Set to return two games later, Wemby rolled that same ankle on a ball boy's foot prior to facing the Dallas Mavericks. Though Popovich would say afterward that Wembanyama probably would've suited up had it been a playoff game and that his star rookie wanted to play, the 7'4 big man was held out for precautionary reasons.

Victor Wembanyama gets candid about his playing time

Victor Wembanyama with the Spurs arena in the background

Wembanyama has played in four of the Spurs' five games since that night in Dallas, missing the second night of a back-to-back against the Portland Trail Blazers last week. The Spurs are limiting him to 24 minutes per game as a result of the right ankle tweaks that occurred leading up to Christmas.

Tuesday, he checked himself back in — despite his coach's wishes — with San Antonio about to cut what had been a 16-point deficit just minutes before to ten with two Jeremy Sochan free throws.
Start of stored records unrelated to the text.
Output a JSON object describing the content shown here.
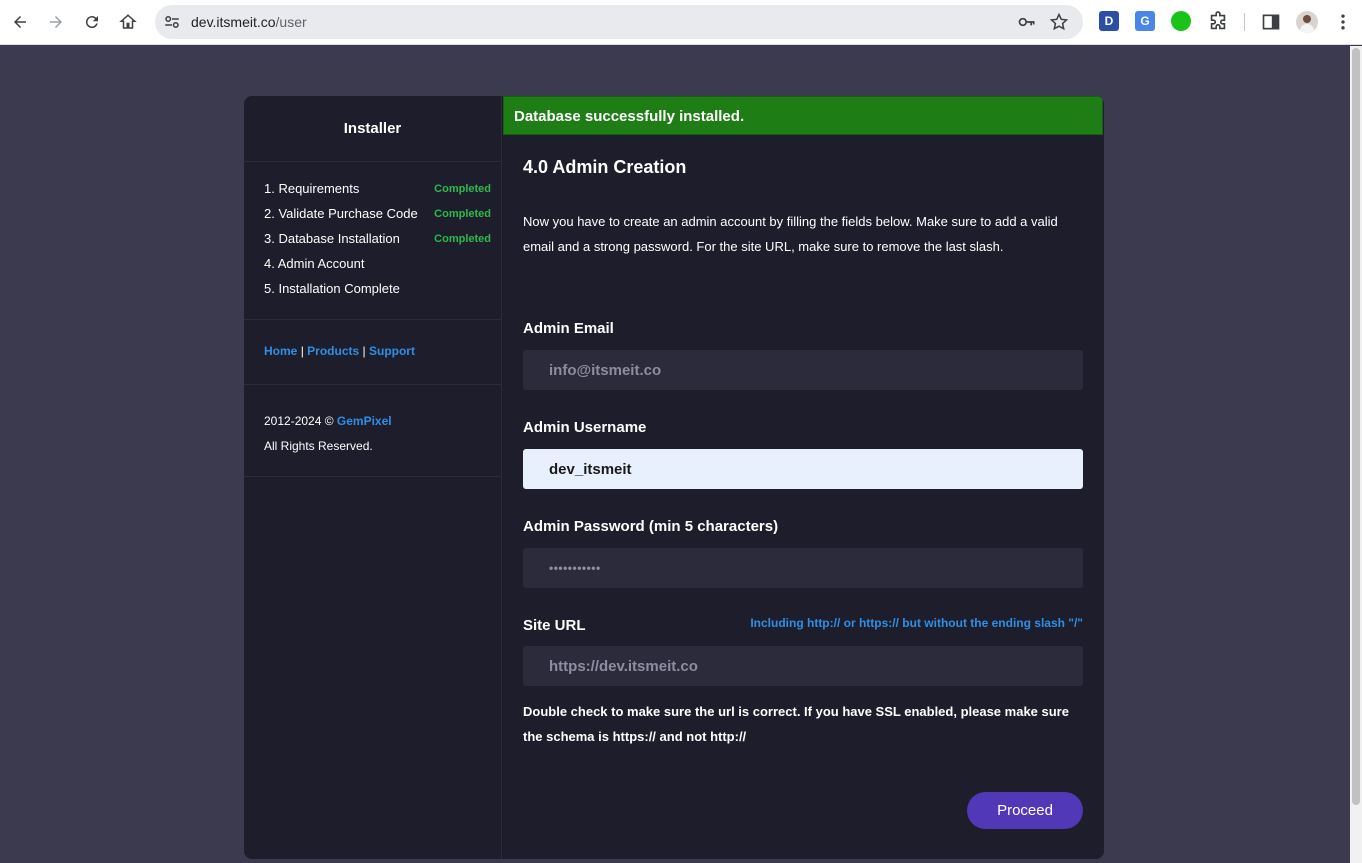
{
  "browser": {
    "url_host": "dev.itsmeit.co",
    "url_path": "/user",
    "extensions": [
      {
        "name": "dashlane-extension-icon",
        "label": "D",
        "color": "#2b4fa6"
      },
      {
        "name": "google-translate-extension-icon",
        "label": "G",
        "color": "#4a86e8"
      },
      {
        "name": "green-extension-icon",
        "label": "",
        "color": "#19c419"
      }
    ]
  },
  "sidebar": {
    "title": "Installer",
    "steps": [
      {
        "label": "1. Requirements",
        "status": "Completed"
      },
      {
        "label": "2. Validate Purchase Code",
        "status": "Completed"
      },
      {
        "label": "3. Database Installation",
        "status": "Completed"
      },
      {
        "label": "4. Admin Account",
        "status": ""
      },
      {
        "label": "5. Installation Complete",
        "status": ""
      }
    ],
    "links": {
      "home": "Home",
      "separator": "|",
      "products": "Products",
      "support": "Support"
    },
    "copyright_prefix": "2012-2024 ©",
    "copyright_brand": "GemPixel",
    "rights": "All Rights Reserved."
  },
  "main": {
    "alert": "Database successfully installed.",
    "title": "4.0 Admin Creation",
    "intro": "Now you have to create an admin account by filling the fields below. Make sure to add a valid email and a strong password. For the site URL, make sure to remove the last slash.",
    "email_label": "Admin Email",
    "email_placeholder": "info@itsmeit.co",
    "username_label": "Admin Username",
    "username_value": "dev_itsmeit",
    "password_label": "Admin Password (min 5 characters)",
    "password_value": "•••••••••••",
    "siteurl_label": "Site URL",
    "siteurl_hint": "Including http:// or https:// but without the ending slash \"/\"",
    "siteurl_placeholder": "https://dev.itsmeit.co",
    "warning": "Double check to make sure the url is correct. If you have SSL enabled, please make sure the schema is https:// and not http://",
    "proceed_label": "Proceed"
  },
  "colors": {
    "page_bg": "#3b3a4f",
    "card_bg": "#1e1d2b",
    "success": "#1f7d16",
    "status_completed": "#2ab94a",
    "link": "#2e8fe6",
    "button": "#5138b6"
  }
}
“I understand, of course, I'm wrong for, you know, wanting to…you know, I agree with this restriction so I'm wrong if…” the French phenom hesitated, almost as if his trying to figure out the best way to phrase frustration equaled his search for the correct words in English.

“During the game, I just talk to the coaches and say, yeah, like, I played 25 minutes already, what's two more? Looking back, of course, I understand their point of view, but at the moment it's hard,” Wembanyama continued.

He led the team with 20 points and four blocks, and his seven rebounds were tops along with Dominick Barlow.

“At the moment, of course, I want to play. I'm frustrated. The wise option is to listen to the staff but it's hard. It's frustrating.”

They're emotions that carry over from Wembanyama's first experience with limited playing time because of the sore right ankle. Following the December 26 loss to the Utah Jazz, he told ClutchPoints the following:

“We communicate a lot with the medical staff,” he continued, “If it was up to me, I'd play in every game, of course. I respect my role. They're professionals and I'm a professional.”

For his part, Popovich didn't reveal much about when Wemby might come off the minutes restriction.

“I don't know. In a certain amount of time, we're going to take more pictures, and that'll determine whether the minute thing changes or not,” the NBA's longest-tenured coach said following the loss in Memphis and before Wemby's comments. “It's the same every night. I think we were a minute off tonight. Twenty-four is the deal.”

That wasn't the deal Tuesday when Victor Wembanyama officially played 26 minutes, with the final 36 seconds being without his head coach's consent.